Family Court Judge
- Incumbent
- Assumed office 2015

Circuit Judge
- In office November 2014 – 2015

Personal details
- Spouse: Carol Tolson (d.2011)

= Robin Tolson =

English family court judge

Robin Stewart Tolson KC (born 1959) is a Family Court Judge sitting at the Central Family Court in London.

He was called to the bar in 1980. He took silk in 2001, practising at St John's Chambers in Bristol, and was a recorder from 2000 to 2014.

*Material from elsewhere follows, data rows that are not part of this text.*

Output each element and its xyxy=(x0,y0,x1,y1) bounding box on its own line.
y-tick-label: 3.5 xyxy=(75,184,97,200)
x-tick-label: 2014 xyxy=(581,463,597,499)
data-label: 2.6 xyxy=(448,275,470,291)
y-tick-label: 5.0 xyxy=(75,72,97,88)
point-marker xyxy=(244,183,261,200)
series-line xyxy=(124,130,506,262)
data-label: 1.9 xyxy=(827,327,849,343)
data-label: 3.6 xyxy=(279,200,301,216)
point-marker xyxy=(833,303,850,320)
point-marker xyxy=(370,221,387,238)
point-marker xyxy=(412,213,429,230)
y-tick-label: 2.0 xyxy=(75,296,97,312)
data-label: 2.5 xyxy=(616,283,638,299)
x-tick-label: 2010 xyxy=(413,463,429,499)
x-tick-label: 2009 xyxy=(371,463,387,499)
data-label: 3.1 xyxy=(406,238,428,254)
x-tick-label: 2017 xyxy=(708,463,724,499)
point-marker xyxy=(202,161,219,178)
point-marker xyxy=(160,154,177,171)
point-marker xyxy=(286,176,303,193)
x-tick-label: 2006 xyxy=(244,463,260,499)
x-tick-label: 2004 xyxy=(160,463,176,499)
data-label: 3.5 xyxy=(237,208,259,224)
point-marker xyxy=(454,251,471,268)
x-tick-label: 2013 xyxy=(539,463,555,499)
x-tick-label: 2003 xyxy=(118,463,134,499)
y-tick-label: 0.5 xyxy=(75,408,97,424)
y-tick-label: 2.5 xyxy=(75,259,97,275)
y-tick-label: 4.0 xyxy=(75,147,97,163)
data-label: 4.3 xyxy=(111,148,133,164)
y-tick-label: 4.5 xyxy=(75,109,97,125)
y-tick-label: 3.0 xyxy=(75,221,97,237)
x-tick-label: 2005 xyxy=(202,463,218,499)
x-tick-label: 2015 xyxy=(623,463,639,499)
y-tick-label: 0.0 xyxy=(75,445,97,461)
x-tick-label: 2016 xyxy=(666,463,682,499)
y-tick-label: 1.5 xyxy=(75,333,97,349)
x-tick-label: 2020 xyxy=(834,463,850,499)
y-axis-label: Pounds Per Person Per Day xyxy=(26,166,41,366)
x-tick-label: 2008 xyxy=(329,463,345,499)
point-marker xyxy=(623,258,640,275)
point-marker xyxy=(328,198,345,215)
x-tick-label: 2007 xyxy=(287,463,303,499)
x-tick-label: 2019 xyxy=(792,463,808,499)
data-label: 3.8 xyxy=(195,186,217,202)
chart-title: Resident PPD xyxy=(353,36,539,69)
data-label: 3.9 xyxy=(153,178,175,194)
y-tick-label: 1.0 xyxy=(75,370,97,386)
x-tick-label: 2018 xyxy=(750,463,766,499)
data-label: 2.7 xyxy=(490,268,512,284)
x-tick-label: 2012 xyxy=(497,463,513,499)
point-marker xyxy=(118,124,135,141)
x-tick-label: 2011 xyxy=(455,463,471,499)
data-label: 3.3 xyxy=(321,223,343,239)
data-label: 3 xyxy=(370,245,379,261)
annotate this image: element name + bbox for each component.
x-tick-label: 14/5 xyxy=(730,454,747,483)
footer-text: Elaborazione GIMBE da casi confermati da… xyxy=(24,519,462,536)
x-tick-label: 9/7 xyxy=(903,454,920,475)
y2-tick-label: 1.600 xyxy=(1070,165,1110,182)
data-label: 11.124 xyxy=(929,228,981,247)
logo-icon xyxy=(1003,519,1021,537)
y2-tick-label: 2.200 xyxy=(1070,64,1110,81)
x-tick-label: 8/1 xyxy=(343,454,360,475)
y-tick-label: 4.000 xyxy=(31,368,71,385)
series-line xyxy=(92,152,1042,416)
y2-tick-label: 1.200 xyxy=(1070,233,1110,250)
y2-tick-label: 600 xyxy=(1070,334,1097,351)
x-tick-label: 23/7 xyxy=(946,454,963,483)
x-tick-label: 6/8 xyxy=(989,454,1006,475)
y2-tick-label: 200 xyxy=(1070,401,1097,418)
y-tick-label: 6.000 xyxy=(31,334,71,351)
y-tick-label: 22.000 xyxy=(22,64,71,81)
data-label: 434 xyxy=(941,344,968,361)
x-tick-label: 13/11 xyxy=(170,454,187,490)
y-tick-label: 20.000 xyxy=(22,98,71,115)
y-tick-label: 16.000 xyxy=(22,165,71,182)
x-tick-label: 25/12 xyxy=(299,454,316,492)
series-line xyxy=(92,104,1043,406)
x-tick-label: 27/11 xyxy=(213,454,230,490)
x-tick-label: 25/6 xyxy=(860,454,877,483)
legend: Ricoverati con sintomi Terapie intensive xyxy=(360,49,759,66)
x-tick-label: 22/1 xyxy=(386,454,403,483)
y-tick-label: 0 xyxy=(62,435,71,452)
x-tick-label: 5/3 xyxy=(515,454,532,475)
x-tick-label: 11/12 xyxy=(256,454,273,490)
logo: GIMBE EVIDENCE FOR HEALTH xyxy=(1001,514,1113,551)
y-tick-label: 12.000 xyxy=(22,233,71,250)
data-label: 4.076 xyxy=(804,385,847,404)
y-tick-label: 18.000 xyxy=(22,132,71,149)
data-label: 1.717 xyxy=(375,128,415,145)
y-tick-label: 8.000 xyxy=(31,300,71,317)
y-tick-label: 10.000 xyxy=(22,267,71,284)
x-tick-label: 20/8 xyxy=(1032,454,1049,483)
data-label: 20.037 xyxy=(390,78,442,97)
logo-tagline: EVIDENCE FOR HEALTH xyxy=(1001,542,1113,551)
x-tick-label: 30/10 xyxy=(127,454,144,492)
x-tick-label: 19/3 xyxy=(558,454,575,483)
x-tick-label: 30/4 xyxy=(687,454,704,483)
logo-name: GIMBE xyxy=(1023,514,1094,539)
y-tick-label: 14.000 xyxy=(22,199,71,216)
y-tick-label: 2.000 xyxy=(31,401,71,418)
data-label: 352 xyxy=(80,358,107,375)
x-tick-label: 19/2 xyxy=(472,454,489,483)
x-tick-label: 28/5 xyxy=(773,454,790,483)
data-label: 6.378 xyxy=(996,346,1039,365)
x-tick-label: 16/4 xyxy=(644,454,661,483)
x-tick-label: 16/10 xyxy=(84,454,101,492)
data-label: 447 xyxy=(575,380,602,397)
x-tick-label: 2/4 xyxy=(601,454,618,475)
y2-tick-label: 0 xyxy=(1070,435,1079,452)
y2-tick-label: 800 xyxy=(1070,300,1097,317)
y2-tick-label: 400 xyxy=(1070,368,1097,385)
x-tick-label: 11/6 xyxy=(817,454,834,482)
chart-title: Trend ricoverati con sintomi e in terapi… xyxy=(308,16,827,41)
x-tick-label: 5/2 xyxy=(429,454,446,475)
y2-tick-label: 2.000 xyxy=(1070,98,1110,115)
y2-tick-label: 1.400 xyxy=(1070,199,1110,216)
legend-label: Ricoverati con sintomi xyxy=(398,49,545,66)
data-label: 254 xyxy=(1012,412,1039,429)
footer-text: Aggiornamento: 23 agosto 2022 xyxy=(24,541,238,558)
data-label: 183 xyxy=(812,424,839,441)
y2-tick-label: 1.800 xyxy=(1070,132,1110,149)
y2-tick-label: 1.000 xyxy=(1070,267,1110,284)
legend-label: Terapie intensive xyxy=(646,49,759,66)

He was appointed a Circuit Judge on the South Eastern Circuit in 2014. In 2015, he was appointed to the Family Court sitting at the Central Family Court, Holborn, London.

==Notable cases==
As the senior Family Court judge in central London, Tolson has presided over a number of celebrity divorce cases including that of Petra Ecclestone.

In 2016, Judge Tolson refused an application for divorce (‘Owens v Owens’) on the basis that the applicant, Mrs Tini Owens, had not demonstrated sufficient grounds for marital breakdown. His decision was upheld at appeal.

In 2019, Judge Tolson ruled that a litigant complaining of domestic rape had not been raped as she had not physically resisted her partner, despite having refused consent to sex. His judgment was overturned at appeal by Ms Justice Russell. Judge Tolson's outdated interpretation of the law on consent was widely criticised by victims' advocates including Dame Vera Baird, Nicole Jacobs, the Domestic Abuse Commissioner and Claire Waxman, the London Victims' Commissioner.

==Personal life==
Tolson's wife Carol died in a skiing accident in 2011. There are two daughters.

In 2017, Judge Tolson was assaulted by an aggrieved litigant, Kevin Robinson.